Of all the instruments developed by man, the one that has made exploration of faraway light sources possible and helped us understand the composition of stars, including our Sun, is a spectrometer. This device is used to study emission and absorption spectra of various materials in physics, chemistry, and astronomy.

Also known as a spectrophotometer, spectrograph, or spectroscope, it is an instrument used to analyze the nature of light, that is emitted by various sources. It is used to analyze the properties of light, including its intensity variation, according to wavelength.

There are various types of spectrometers but their basic objective of construction is the analysis of light, emitted by any kind of source.

Light is not just one electromagnetic wavelength but consists of a bunch of electromagnetic waves, of different wavelengths. Just like every person has a unique thumbprint, every element has its signature emission or absorption spectrum. A spectroscope splits light into its component wavelengths, which are recorded.

By having a look at the emission or absorption spectrum, which is like a series of spectroscopic thumbprints of elements, the composition of a light source can be known.

The science of analyzing these spectra and interpreting them is called spectroscopy. It involves the analysis of light, over a range of wavelengths, including visible light. Helium was discovered from analysis of the light spectrum, emitted by the solar chromosphere.

This was revealed by the use of a spectrometer. It continues to play an important role in space exploration. Those fitted on rovers that landed on Mars, helped in analyzing the material composition of the Martian surface.

A ray of light enters a spectrometer, through a collimator slit (which converts the incoming light into a parallel beam) and falls on the diffraction grating. These gratings are surfaces with several thousand lines etched into them, which cause the light to get diffracted.

The readable side of a DVD or a compact disc, for example, acts as a diffraction grating, splitting incident visible light, into its fundamental wavelength components.
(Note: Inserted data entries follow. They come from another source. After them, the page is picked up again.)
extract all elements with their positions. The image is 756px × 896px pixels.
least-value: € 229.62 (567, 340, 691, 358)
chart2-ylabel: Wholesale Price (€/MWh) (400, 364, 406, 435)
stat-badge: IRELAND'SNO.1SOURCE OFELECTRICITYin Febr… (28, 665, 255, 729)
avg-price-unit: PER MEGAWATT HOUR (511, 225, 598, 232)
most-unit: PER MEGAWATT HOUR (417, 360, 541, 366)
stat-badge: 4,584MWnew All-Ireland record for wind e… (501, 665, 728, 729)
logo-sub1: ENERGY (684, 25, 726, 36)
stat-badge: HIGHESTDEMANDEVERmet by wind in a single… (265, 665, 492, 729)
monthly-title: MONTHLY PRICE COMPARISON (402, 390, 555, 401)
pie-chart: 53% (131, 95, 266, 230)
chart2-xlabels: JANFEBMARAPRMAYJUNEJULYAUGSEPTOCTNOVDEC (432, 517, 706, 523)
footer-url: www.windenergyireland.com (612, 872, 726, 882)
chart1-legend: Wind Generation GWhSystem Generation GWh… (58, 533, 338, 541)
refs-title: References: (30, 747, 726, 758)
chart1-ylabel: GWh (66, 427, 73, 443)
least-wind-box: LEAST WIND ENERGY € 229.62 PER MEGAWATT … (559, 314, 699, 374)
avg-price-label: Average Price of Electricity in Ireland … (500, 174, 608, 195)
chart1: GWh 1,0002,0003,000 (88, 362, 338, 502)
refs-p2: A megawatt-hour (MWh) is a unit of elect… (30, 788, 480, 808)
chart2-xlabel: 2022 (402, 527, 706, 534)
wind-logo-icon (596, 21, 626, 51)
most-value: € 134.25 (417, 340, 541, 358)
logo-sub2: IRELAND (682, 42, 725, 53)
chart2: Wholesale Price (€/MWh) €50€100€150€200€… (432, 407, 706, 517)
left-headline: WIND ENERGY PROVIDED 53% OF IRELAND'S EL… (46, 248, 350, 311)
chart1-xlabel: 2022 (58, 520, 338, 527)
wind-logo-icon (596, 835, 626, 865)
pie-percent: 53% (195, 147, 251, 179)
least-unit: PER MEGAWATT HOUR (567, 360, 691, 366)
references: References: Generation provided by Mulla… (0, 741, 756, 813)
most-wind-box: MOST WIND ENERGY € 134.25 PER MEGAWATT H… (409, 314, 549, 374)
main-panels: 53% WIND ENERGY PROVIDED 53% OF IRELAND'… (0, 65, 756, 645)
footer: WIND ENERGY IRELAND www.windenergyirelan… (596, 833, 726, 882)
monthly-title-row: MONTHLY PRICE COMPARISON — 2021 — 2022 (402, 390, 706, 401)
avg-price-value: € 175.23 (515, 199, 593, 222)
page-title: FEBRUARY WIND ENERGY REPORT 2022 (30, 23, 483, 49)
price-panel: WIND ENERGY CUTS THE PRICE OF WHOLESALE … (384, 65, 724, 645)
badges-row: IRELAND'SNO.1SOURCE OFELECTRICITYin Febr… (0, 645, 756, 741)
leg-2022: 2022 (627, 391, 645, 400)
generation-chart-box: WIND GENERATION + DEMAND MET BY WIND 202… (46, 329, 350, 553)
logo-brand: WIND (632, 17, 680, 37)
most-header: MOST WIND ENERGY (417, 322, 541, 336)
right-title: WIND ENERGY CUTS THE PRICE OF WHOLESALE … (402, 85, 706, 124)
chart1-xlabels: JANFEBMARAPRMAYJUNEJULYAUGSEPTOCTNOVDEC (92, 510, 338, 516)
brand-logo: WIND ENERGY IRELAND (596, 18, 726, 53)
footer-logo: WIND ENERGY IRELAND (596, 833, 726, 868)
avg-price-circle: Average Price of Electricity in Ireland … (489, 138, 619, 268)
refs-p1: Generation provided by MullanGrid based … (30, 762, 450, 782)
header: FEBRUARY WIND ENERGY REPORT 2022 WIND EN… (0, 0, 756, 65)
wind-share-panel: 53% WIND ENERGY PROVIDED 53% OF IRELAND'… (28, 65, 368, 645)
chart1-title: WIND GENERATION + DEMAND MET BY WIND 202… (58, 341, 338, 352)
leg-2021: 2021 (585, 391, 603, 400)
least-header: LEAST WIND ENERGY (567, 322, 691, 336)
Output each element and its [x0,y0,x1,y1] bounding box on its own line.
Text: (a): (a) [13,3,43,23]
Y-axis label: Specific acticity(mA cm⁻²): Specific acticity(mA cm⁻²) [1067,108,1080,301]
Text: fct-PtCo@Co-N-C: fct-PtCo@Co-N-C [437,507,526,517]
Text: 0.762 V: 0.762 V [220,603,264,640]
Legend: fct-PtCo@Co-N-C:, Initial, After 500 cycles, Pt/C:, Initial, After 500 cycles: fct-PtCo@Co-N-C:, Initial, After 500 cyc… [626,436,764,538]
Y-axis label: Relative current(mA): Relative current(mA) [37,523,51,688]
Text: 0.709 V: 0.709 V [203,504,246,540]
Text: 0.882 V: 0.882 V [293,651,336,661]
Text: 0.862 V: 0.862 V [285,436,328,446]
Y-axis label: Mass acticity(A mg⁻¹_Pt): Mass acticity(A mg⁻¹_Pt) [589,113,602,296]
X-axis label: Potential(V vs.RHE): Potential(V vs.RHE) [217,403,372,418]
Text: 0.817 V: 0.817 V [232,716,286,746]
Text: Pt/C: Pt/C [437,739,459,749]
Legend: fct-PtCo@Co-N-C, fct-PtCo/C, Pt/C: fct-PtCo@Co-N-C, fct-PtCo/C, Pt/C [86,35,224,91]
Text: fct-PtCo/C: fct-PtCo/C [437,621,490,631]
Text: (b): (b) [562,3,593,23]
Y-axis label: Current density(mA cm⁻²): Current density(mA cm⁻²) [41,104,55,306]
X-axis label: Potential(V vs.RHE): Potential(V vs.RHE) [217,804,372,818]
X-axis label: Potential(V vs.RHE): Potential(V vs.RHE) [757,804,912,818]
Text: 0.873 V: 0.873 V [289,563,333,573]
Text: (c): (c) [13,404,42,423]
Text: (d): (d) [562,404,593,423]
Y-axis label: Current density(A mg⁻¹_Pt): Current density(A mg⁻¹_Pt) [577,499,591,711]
The grating causes the light to diffract and split into its component wavelengths. Then, the diffracted light falls on mirrors, which direct it to fall on a CCD (Charged Coupled Device), that reads the intensity of the various light components and converts them into electronic signals.

These signals can be fed into a computer for further analysis. In simple spectrometers, instead of a CCD, the light may just fall on a flat surface, from which the spectrum is analyzed.

The early spectrometers were simpler in their construction, though basic principles were similar to those of modern versions. Instead of a diffraction grating, there used to be a prism in its place, which split the collimated beam of light, into its component wavelengths. These were then made incident on a flat surface.

Using a moving telescope, the angle of diffraction of each wavelength was measured, from which the wavelength was calculated. These types are still used as laboratory equipment in schools and colleges.

The working of a spectrometer may vary according to its construction but the basic principle of operation remains the same. Light enters the slit, gets collimated first (made parallel), and then is passed through a dispersive element (like a prism) or a diffracting element, which splits it into component wavelengths.

Then, the dispersed or diffracted light is reflected by mirrors, onto a plane surface or to a CCD-like photosensor device for analysis.

Instruments like spectrometers are ingeniously built devices, that are useful in applied chemistry, physics and observational astronomy and are responsible for many incredible discoveries.